It really can get daunting when confronted with too many cutlery in a puzzling progression of sizes, or coming face-to-face with a complicated napkin fashioned after an elegant swan. Which fork is suitable for my dessert, you ask? Shall I unravel the napkin on my own, or wait for the server? Of course, with every excellent affair, fine dining calls for faultless decorum, a fine set of rules and certainly, your best behaviour.
Read also: 7 Reservations: Fine Dining in Kuala Lumpur
#1 Dress to Kill
To go with its rather formal atmosphere, a dress code is typically implemented in fine dining establishments. That’s a hard pass on jeans, which are heavily discouraged – even if it’s Louis Vuitton. There are certain requirements for every dress code, namely, casual, business casual, casual elegant, formal, jacket required, cocktail, or black tie. Although, if you went to Chef Graham Elliot’s namesake restaurant, the chef insists that you “come as you are”, explaining his desire to provide for a dining experience rather than to critic his guests’ wardrobe. Chef Elliot’s philosophy may highlight the slow and but sure decline of overly stringent dress codes, but take the wise words of Oscar Wilde: “You can never be overdressed or overeducated.”
#2 Take a Seat
No matter the location, the host of the dinner takes the first seat. There might be cards on the table to indicate the seating arrangement; if not, it is simply mentioned at the door. You may wait for the host, who will be seated at the head of the table, to seat you if neither happens. Sitting upright is encouraged, with elbows never on the table.
#3 Forks, Knifes, And Dainty Mouthfuls
Typically (if not always) a collection of forks lie on your left side, whilst knives and spoons fill your right. These are usually set for right-handed people, and a rule of thumb is to simply work your way in from the outside. In other words, use the furthest cutlery for your first course, and then slowly work your way in for the next ones. Still in doubt? Look at your host for clues. Cutlery, if placed back down between each dainty mouthful, should be on the plate and not the table.

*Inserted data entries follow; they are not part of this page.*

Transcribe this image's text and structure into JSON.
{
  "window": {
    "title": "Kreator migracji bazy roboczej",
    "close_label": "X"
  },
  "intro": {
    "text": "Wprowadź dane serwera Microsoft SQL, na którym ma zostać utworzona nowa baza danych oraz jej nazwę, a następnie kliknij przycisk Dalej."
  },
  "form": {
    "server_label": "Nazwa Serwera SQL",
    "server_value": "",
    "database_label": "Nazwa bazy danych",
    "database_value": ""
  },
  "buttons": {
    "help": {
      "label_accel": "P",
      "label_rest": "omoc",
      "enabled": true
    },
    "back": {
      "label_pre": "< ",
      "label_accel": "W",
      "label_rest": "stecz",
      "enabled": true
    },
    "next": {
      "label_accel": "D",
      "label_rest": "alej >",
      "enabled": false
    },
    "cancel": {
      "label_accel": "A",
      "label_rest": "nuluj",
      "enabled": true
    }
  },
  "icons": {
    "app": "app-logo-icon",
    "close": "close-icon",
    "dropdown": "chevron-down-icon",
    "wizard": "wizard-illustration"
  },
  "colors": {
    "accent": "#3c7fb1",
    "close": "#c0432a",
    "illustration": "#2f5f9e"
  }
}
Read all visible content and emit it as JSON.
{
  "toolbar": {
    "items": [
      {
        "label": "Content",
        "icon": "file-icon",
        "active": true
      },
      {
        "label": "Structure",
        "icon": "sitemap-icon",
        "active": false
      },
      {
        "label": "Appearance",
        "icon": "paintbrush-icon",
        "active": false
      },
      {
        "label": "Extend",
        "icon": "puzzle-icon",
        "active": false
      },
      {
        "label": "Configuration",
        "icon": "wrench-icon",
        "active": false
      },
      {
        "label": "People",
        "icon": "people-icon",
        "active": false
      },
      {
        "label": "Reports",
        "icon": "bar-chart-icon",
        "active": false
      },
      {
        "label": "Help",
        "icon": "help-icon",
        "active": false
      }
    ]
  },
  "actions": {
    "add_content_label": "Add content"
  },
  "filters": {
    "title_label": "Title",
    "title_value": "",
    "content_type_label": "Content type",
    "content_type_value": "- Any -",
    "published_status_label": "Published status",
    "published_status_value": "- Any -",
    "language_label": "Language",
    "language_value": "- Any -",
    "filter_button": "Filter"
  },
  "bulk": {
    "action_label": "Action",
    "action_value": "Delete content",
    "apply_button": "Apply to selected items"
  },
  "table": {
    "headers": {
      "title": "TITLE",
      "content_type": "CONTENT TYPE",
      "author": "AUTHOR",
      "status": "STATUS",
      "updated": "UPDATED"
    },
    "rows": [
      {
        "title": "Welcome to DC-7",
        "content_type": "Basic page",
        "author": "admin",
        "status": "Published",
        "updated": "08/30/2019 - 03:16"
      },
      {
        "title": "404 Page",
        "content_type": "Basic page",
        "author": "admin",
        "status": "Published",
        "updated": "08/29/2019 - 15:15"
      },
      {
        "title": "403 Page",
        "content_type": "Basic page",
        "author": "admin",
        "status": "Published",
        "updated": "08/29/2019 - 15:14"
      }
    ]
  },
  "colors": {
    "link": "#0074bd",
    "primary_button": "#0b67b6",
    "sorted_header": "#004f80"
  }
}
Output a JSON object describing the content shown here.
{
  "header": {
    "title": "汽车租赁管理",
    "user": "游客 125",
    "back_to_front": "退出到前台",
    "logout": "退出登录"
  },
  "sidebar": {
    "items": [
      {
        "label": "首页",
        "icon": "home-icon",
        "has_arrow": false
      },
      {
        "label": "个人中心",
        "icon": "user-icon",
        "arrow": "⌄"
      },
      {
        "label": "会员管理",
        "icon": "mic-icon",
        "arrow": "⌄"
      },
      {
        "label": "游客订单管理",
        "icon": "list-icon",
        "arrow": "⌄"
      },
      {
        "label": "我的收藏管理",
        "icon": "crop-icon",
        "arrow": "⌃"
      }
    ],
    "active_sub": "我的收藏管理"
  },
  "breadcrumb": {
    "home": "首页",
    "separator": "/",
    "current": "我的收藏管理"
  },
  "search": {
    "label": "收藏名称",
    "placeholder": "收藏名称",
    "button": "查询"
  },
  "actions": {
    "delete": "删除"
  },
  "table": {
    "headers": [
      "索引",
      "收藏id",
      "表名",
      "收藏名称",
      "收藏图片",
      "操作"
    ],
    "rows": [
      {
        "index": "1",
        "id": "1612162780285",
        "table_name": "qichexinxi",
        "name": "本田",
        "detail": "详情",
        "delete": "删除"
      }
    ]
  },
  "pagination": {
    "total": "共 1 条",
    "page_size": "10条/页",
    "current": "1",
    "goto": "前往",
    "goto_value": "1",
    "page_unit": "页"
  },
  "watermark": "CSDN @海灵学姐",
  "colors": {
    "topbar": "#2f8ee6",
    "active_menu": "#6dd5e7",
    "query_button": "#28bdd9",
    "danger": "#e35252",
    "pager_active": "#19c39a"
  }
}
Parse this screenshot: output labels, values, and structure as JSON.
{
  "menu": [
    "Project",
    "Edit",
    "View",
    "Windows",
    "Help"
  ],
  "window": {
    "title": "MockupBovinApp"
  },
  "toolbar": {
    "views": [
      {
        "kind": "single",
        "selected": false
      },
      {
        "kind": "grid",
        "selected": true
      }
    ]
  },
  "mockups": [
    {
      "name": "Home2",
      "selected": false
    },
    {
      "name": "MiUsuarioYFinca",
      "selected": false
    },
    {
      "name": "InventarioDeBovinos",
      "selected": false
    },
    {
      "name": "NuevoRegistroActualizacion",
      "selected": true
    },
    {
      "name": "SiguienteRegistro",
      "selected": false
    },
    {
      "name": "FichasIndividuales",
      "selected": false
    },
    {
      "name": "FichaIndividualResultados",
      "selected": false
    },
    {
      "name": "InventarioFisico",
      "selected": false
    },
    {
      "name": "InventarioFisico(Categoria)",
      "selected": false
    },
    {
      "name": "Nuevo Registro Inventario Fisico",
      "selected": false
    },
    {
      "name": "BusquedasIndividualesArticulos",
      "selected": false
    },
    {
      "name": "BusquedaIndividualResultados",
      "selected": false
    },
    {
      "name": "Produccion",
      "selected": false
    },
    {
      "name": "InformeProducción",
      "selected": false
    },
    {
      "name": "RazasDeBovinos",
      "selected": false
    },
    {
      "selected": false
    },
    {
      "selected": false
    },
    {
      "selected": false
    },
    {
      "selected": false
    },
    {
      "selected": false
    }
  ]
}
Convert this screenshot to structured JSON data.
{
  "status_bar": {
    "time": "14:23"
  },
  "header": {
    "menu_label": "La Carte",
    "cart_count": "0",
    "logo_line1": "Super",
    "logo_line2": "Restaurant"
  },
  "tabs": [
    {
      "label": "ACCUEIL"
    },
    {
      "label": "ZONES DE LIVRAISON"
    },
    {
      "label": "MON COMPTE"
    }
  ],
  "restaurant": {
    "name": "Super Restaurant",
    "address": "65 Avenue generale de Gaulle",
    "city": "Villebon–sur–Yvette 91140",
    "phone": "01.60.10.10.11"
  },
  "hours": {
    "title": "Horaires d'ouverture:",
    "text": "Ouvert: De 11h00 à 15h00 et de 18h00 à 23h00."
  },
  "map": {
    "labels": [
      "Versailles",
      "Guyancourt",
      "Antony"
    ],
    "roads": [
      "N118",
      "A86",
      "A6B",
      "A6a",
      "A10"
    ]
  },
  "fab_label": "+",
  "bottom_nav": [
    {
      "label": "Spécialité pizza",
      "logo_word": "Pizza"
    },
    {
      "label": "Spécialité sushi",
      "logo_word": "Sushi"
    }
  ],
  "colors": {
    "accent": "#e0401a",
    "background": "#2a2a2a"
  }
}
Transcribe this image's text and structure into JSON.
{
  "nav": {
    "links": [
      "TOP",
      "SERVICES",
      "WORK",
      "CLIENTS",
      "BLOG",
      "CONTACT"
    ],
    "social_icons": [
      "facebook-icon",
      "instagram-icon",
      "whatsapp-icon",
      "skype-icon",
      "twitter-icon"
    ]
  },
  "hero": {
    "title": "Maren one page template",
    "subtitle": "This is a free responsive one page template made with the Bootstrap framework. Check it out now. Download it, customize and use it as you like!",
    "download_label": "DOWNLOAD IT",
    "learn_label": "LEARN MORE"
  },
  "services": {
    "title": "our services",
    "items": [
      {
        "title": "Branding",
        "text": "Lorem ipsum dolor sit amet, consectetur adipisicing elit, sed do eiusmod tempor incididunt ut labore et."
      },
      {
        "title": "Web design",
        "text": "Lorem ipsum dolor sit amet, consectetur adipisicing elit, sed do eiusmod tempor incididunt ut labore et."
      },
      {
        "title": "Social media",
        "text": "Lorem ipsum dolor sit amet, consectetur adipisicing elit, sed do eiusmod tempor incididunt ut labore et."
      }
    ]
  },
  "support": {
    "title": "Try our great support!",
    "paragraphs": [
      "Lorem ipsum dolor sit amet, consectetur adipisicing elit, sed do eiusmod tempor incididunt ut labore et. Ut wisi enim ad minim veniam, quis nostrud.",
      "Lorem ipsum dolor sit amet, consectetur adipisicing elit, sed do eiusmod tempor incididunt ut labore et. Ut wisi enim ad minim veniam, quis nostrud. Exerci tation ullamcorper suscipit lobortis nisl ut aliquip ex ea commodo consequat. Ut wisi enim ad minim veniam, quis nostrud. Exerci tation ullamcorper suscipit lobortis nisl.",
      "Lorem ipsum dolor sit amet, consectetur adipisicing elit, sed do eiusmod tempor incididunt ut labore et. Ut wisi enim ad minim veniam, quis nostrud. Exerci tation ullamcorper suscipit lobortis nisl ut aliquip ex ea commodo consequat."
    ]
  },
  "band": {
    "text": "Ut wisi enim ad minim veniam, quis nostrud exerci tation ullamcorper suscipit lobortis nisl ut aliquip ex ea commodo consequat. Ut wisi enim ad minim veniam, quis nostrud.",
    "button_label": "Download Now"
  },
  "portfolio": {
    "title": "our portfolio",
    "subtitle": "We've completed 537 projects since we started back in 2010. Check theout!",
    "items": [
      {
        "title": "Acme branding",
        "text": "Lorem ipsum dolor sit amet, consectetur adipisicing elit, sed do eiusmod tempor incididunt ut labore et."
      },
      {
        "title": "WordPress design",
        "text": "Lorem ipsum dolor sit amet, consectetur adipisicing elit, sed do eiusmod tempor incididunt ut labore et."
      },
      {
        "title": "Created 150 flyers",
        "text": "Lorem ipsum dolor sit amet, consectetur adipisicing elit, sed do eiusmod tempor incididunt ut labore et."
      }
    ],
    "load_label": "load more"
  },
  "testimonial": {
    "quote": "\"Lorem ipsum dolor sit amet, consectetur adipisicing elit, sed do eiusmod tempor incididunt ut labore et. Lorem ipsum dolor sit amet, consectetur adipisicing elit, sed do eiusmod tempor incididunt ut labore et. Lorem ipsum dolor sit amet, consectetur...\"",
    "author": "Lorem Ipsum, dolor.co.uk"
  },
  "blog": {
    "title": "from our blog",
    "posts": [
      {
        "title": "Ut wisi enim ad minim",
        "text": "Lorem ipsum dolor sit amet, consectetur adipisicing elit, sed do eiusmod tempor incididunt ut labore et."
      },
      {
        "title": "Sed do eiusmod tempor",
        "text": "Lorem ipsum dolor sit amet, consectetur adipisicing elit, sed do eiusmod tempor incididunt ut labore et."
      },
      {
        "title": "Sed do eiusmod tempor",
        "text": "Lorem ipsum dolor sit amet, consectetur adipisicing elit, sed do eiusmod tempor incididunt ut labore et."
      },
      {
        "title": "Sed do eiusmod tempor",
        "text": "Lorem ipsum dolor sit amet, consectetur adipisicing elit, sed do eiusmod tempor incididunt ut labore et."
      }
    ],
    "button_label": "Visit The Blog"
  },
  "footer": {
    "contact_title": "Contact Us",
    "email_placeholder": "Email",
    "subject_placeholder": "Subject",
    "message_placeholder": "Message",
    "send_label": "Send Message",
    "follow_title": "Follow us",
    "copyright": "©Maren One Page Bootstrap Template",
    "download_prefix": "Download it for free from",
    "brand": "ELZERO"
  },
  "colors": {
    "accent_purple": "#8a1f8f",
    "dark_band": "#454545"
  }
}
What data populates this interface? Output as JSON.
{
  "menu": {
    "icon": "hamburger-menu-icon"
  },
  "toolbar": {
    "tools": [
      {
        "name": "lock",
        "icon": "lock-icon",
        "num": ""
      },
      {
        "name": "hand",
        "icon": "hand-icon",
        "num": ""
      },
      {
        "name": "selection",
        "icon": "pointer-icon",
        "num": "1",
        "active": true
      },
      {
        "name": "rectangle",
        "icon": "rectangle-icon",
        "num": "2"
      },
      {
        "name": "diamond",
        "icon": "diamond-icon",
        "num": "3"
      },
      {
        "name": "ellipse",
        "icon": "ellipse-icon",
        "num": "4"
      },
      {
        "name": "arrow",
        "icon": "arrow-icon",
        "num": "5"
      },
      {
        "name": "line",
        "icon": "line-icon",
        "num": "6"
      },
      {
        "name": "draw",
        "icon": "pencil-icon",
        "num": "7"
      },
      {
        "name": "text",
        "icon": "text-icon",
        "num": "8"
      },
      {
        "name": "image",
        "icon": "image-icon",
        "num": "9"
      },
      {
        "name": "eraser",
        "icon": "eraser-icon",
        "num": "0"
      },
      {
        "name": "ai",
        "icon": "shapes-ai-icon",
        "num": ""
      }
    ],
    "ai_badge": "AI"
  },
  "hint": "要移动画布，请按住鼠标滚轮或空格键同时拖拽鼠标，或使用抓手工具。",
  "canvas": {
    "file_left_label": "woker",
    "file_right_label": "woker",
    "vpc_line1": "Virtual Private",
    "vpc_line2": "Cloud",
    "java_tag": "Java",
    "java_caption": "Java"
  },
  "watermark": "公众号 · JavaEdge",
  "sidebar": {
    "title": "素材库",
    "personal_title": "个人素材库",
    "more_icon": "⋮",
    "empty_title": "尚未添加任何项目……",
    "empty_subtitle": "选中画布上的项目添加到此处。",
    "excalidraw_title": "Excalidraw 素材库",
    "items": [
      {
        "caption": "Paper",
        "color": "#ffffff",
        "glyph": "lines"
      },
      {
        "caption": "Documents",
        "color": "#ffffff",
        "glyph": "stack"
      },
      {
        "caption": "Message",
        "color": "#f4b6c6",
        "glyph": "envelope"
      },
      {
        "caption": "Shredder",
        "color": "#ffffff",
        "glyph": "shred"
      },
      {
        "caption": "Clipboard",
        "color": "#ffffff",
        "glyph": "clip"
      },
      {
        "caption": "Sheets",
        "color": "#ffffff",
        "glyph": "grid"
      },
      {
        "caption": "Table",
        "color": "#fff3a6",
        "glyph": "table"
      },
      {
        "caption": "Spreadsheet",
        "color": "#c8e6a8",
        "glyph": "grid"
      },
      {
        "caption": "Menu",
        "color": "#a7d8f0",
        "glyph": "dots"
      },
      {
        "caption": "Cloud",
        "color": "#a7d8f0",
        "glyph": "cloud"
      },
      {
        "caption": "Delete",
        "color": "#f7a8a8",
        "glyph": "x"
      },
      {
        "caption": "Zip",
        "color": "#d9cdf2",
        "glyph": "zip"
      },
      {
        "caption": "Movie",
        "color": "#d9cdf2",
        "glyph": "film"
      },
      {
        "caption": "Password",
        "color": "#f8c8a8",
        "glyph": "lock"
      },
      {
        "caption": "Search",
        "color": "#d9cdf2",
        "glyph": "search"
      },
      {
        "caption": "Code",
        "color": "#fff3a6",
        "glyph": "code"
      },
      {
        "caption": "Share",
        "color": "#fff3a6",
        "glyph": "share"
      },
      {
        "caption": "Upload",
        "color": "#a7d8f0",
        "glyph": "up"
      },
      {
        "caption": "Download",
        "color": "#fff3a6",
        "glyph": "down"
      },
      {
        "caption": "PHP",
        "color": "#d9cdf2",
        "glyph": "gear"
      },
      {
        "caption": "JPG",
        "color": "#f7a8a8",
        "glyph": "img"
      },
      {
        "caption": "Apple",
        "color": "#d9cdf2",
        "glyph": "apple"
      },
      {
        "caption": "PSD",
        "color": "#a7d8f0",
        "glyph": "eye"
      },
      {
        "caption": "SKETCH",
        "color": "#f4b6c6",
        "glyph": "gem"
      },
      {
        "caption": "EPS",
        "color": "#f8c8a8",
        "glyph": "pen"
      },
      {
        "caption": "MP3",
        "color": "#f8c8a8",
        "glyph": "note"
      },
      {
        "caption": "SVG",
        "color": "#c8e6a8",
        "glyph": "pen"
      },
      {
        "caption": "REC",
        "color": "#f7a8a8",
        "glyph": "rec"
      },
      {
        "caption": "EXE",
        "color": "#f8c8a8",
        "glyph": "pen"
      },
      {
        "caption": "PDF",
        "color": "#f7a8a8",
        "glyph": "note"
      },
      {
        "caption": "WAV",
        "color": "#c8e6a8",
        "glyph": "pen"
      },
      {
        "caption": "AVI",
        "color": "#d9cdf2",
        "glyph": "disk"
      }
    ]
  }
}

While it was common to tuck one’s napkin in front of your collar in a bygone era, doing so today is considered quite offensive. Unlike cutlery, you may have accidentally dropped, you may pick up a fallen napkin, unless a server is nearby to retrieve it for you. A napkin left on the seat indicates that you will return from any sudden departure from the table, whilst a tidily placed napkin on the left side of your plate, unfolded, means you are done.
#5 Bite-Sized Bread
These are not to be munched! Also, you shouldn’t go slicing away at your bread with a fork and knife. Instead, tear off dainty pieces before you savour each buttered morsel gracefully. One must also resist dipping the entire roll, served as appetisers before the actual meal, in soup.
#6 Wine Matters
When raising one’s glass to toast, it is not necessary to touch glasses. Eye contact would surely suffice, and so too a smile, if one also happens to be feeling rather generous. When faced with differently-sized glasses, usually placed on the right side of your plate, remember that the largest glass is for water, a medium-sized one for red, and a smaller one for white. Graciously inform the server on the exact wine you’d like more of, never hold up your glass in doing so, and let him know politely if he’s poured enough.
#7 Careful Conversation
A dining affair is meant to be an enjoyable one, so you best leave more controversial topics for other affairs. That means no heavy debates over sex, politics and religion, lest you want to see your evening take a turn for soured moods and severe disagreement.